With many of the cameras and reporters gone, the fourth Senate hearing about sexual abuse in Olympic sports took on a different tone. There was no yelling. There was no demanding of answers. CEOs of the organizations that oversee Olympic sports had a few chuckles. The grandstanding was gone, just the empty gestures of the government that created the Olympic machine remained.
The heads of USA Weightlifting, U.S. Figure Skating, USA Swimming, and USA Bobsled and Skeleton all appeared before the Senate subcommittee on consumer protection, product safety, insurance, and data security on Wednesday. The head of USA Taekwondo—which currently is being sued after multiple women said the organization received for years reports about sexual abuse done by two stars of the sport and did nothing—did not attend, only providing a written statement. These hearings began because of the Larry Nassar scandal in gymnastics and, with that sport not on the list for discussion this day, it was impossible to not notice the sparseness of senators present. Those who were there dialed things back. Past hearings featured fireworks; this was was muted and dim.
Take, for example, the questioning done by Sen. Richard Blumenthal, a Democrat from Connecticut. Blumenthal’s office had been told that a woman on the national bobsledding team had been exposed to “sexually explicitly content” belonging to a male coach. Blumenthal tried asking questions about what the bobsledding organization knew and didn’t know and what had been done, but the questions were so ineffective that the final result was just USA Bobsledding and Skeleton CEO Darrin Steele saying that he would provide an account of what happened.
Or when Sen. Catherine Cortez Masto, a Democrat from Nevada, told those assembled, “I hope you aren’t waiting for Congress to act,” which would be a strong-sounding sentence if not for the fact that the entire reason all these national governing bodies overseeing various Olympic sports exist is because of an act of Congress. Or when Masto asked all the CEOs if SafeSport, the organization tasked with investigating and preventing sexual abuse in Olympic sports, should be “adequately funded.” Every CEO said yes; nobody ever bothered to say what adequate funding would look like. Is adequate funding another $2 million? Or $20 million? And how should that be provided? Nobody said.
Instead, as before, the senators in attendance mostly used the moment to opine over and over again about how much they care about preventing sexual abuse in the Olympic movement, while ignoring Congress’s own role in creating the USOC, the laws that govern it, and their ongoing inability to give more than a pittance to the organization that’s somehow supposed to end sexual abuse in all Olympic sports.
Buzzwords took the place of congressional action.
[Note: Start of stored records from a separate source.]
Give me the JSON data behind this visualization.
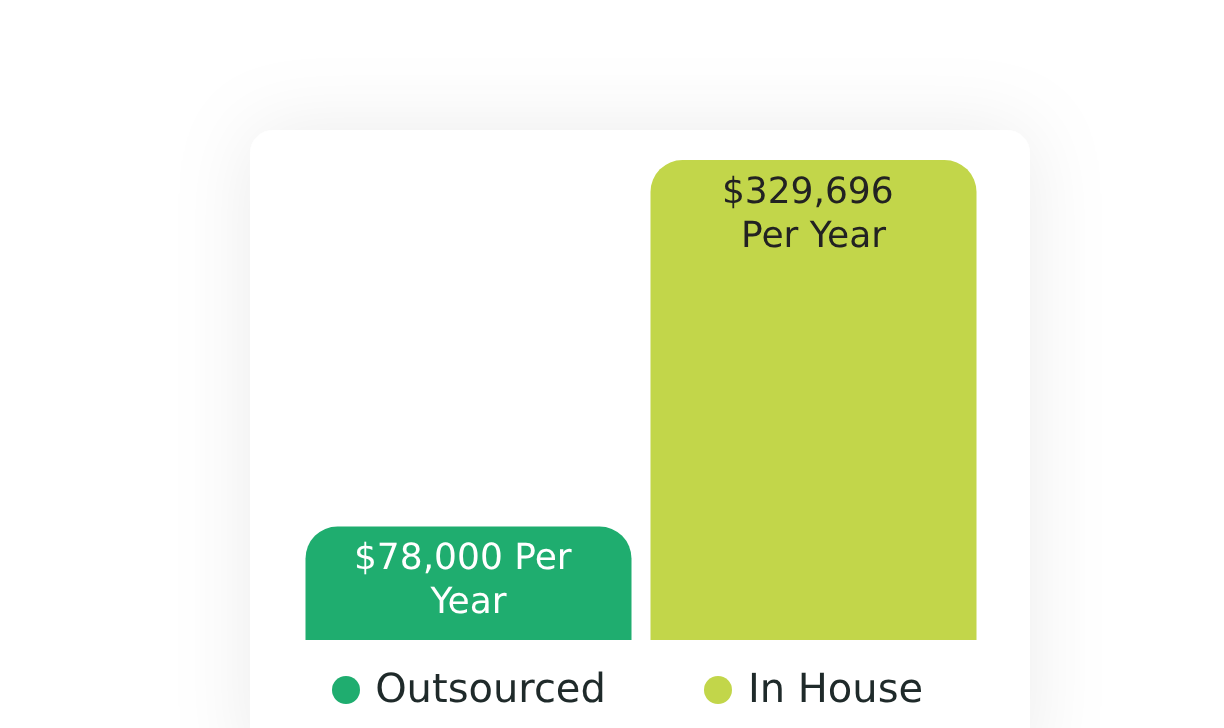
{
  "chart_data": {
    "type": "bar",
    "categories": [
      "Outsourced",
      "In House"
    ],
    "values": [
      78000,
      329696
    ],
    "colors": [
      "#1fad6f",
      "#c2d64a"
    ],
    "value_labels": [
      "$78,000 Per Year",
      "$329,696 Per Year"
    ],
    "grid": false
  }
}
Everyone talked about culture change and a culture of reporting. Everyone promised to include athletes. Everyone promised to include survivors. All the quotes sounded very good— almost too good, as if written with tweets and write-ups in mind. What did all the phrases actually mean? During the hearing’s more than 90 minutes, nobody ever stopped to define them. If ending sexual abuse in sport were resolved by talking, the problem would be gone by now. Well into a fourth hearing, the best senators could do was repeat suggestions they’ve received from athletes or ask questions that are little more than follow ups to whatever reporters dig up for them.
Subcommittee chairman Sen. Jerry Moran began the hearing by saying, “I speak for the entire subcommittee when I say that the brave actions and testimony of our young athletes have inspired and motivated us. This committee is committed to making positive change for these and all athletes and the survivors we have been working with over the past several months are truly drivers of this much needed culture change.” Last week, the Republican from Kansas said he would vote to confirm Judge Brett Kavanaugh—who spent his time before Congress yelling, interrupting, and suggesting that Christine Blasey Ford coming forward to say she recalled him trying to rape her in high school was part of a revenge plot on behalf of the Clintons—to the U.S. Supreme Court.